When I get him all set up I’ll post a pic.


----------



## Pigeonworldwide (Dec 10, 2003)

I would love to see a pic of this bird! Maybe when you catch him/her you can get it a friend or some friends. Pigeons are very social animals.


----------



## shamus46 (Jun 9, 2004)

I went and got 36” X 30” X 18” rabbit cage and a piece of plywood for a roof and sides. I put it on a small picnic table my wife made years ago and set it in the corner of the garage and shed facing south west. I suspended a 2 X 4 in it for a perch. Today I caught him and put him into his new home. I have enclosed a link to the pictures of him and the loft we made. http://shamus.mystarband.net/jim/pigeon.html


----------



## TAWhatley (Mar 6, 2001)

Very nice looking pigeon and a great home you have made for him. Thanks for sharing the pictures!

Terry


----------



## shamus46 (Jun 9, 2004)

Had to let everybody know, just one week to the day and Buddy ate out of my hand for the first time.








Thanks again,
Jim http://shamus.mystarband.net/jim/pigeon.html


----------



## maryco (Apr 1, 2002)

That's great!


----------



## shamus46 (Jun 9, 2004)

I have added two new pics to my home page of Buddy eating out of my hand for the first time.
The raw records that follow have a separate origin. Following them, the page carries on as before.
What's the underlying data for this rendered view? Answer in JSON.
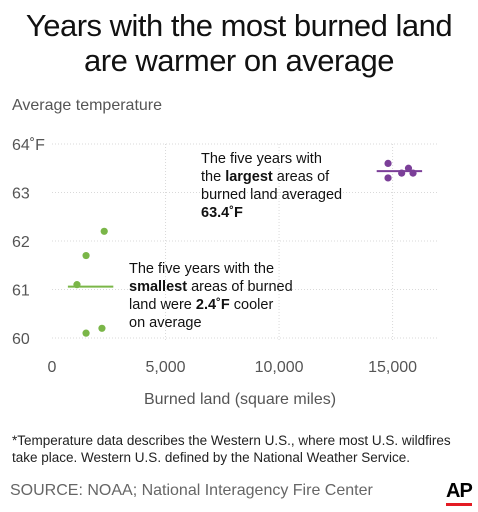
{
  "chart_data": {
    "type": "scatter",
    "title": [
      "Years with the most burned land",
      "are warmer on average"
    ],
    "ylabel": "Average temperature",
    "xlabel": "Burned land (square miles)",
    "xlim": [
      0,
      17000
    ],
    "ylim": [
      59.9,
      64.1
    ],
    "xticks": [
      0,
      5000,
      10000,
      15000
    ],
    "xtick_labels": [
      "0",
      "5,000",
      "10,000",
      "15,000"
    ],
    "yticks": [
      60,
      61,
      62,
      63,
      64
    ],
    "ytick_labels": [
      "60",
      "61",
      "62",
      "63",
      "64˚F"
    ],
    "grid": true,
    "series": [
      {
        "group": "smallest",
        "color": "#7ab648",
        "points": [
          {
            "x": 1100,
            "y": 61.1
          },
          {
            "x": 1500,
            "y": 61.7
          },
          {
            "x": 2300,
            "y": 62.2
          },
          {
            "x": 1500,
            "y": 60.1
          },
          {
            "x": 2200,
            "y": 60.2
          }
        ],
        "mean": 61.06,
        "mean_range": [
          700,
          2700
        ]
      },
      {
        "group": "largest",
        "color": "#7b3f98",
        "points": [
          {
            "x": 14800,
            "y": 63.6
          },
          {
            "x": 14800,
            "y": 63.3
          },
          {
            "x": 15400,
            "y": 63.4
          },
          {
            "x": 15700,
            "y": 63.5
          },
          {
            "x": 15900,
            "y": 63.4
          }
        ],
        "mean": 63.44,
        "mean_range": [
          14300,
          16300
        ]
      }
    ],
    "annotations": {
      "largest": [
        "The five years with",
        "the ",
        "largest",
        " areas of",
        "burned land averaged",
        "63.4˚F"
      ],
      "smallest": [
        "The five years with the",
        "smallest",
        " areas of burned",
        "land were ",
        "2.4˚F",
        " cooler",
        "on average"
      ]
    }
  },
  "footnote": "*Temperature data describes the Western U.S., where most U.S. wildfires take place. Western U.S. defined by the National Weather Service.",
  "source": "SOURCE: NOAA; National Interagency Fire Center",
  "logo": "AP"
}
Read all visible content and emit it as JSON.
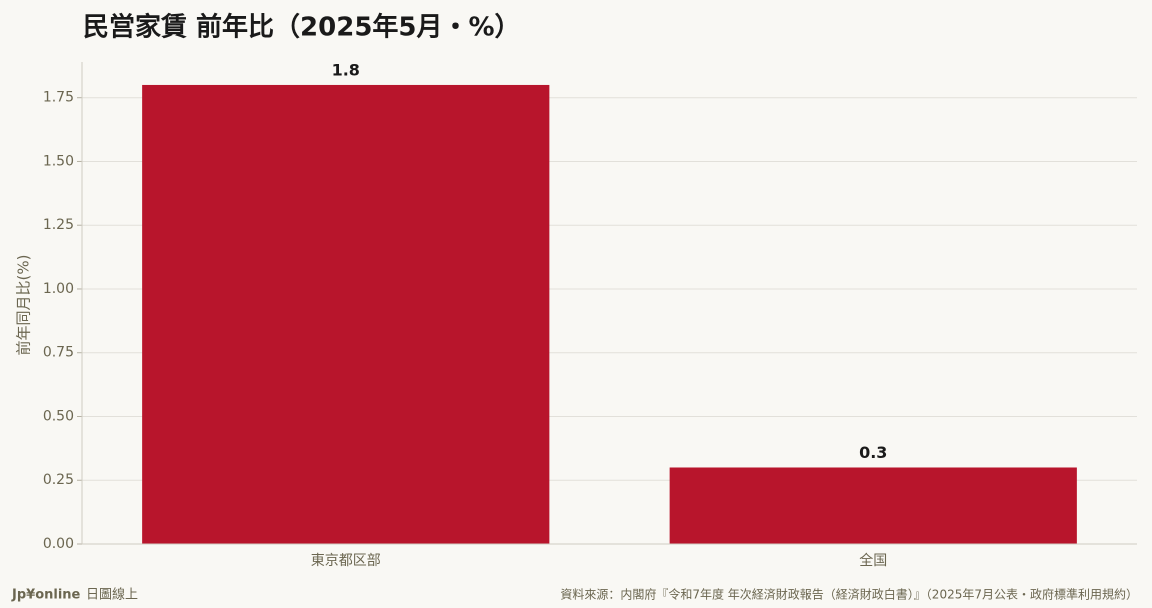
{
  "chart_data": {
    "type": "bar",
    "title": "民営家賃 前年比（2025年5月・%）",
    "y_label": "前年同月比(%)",
    "categories": [
      "東京都区部",
      "全国"
    ],
    "values": [
      1.8,
      0.3
    ],
    "color": "#b8152c",
    "ylim": [
      0,
      1.89
    ],
    "yticks": [
      {
        "value": 0,
        "label": "0.00"
      },
      {
        "value": 0.25,
        "label": "0.25"
      },
      {
        "value": 0.5,
        "label": "0.50"
      },
      {
        "value": 0.75,
        "label": "0.75"
      },
      {
        "value": 1,
        "label": "1.00"
      },
      {
        "value": 1.25,
        "label": "1.25"
      },
      {
        "value": 1.5,
        "label": "1.50"
      },
      {
        "value": 1.75,
        "label": "1.75"
      }
    ],
    "grid": true
  },
  "footer": {
    "brand": "Jp¥online",
    "brand_sub": "日圖線上",
    "source": "資料來源：内閣府『令和7年度 年次経済財政報告（経済財政白書）』（2025年7月公表・政府標準利用規約）"
  }
}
http://shamus.mystarband.net/jim/pigeon.html


----------



## maryco (Apr 1, 2002)

Very nice..









Thanks for sharing!

Mary


----------



## Birdmom4ever (Jan 14, 2003)

Thank you for sharing your heartwarming story and lovely pictures. He's a beauty.


----------



## shamus46 (Jun 9, 2004)

*Beauty flew the coop*

I‘m very sad to announce that Beauty is gone. Late yesterday afternoon she had finished her bath and had some supper. It was about an hour or so before dark and she was trying harder then usual to get out so I thought, with it being so close to dark it would be a safe time to let her take a quick flight. She had been pent up for about 10 days. I figured she had gotten attached enough to me that she wouldn’t go far and come right back to roost. But, to my horror she headed for the woods where she was roosting before and after flying for about 5 -10 minutes disappeared into the trees. I thought she would probably roost in the same tree she did before I caught her and come for something to eat today. It‘s well after dark now and we haven’t seen hide nor hare of her. 
I haven’t had the hart to shut down her home page, I’ probably do it tomorrow.


----------



## maryco (Apr 1, 2002)

I'm so sorry to hear that but don't lose hope, I'm sure Buddy will come back!

Keep us posted!

Mary


----------



## Skyeking (Jan 17, 2003)

Shamus,

I'm sorry to hear that Beauty took off. But please don't give up right away, as Mary said, she might come back. Sometimes pigeons do rehome!

Treesa


----------



## Snowbird (Jun 24, 2004)

There is still a chance as noted above, and it is not a surprise what happened. A single bird, a stressed past, no support group, and a forced internship is a recipe for a bird not feeling it is home--not your fault. If she flew with a full stomach well that comes down to you.


----------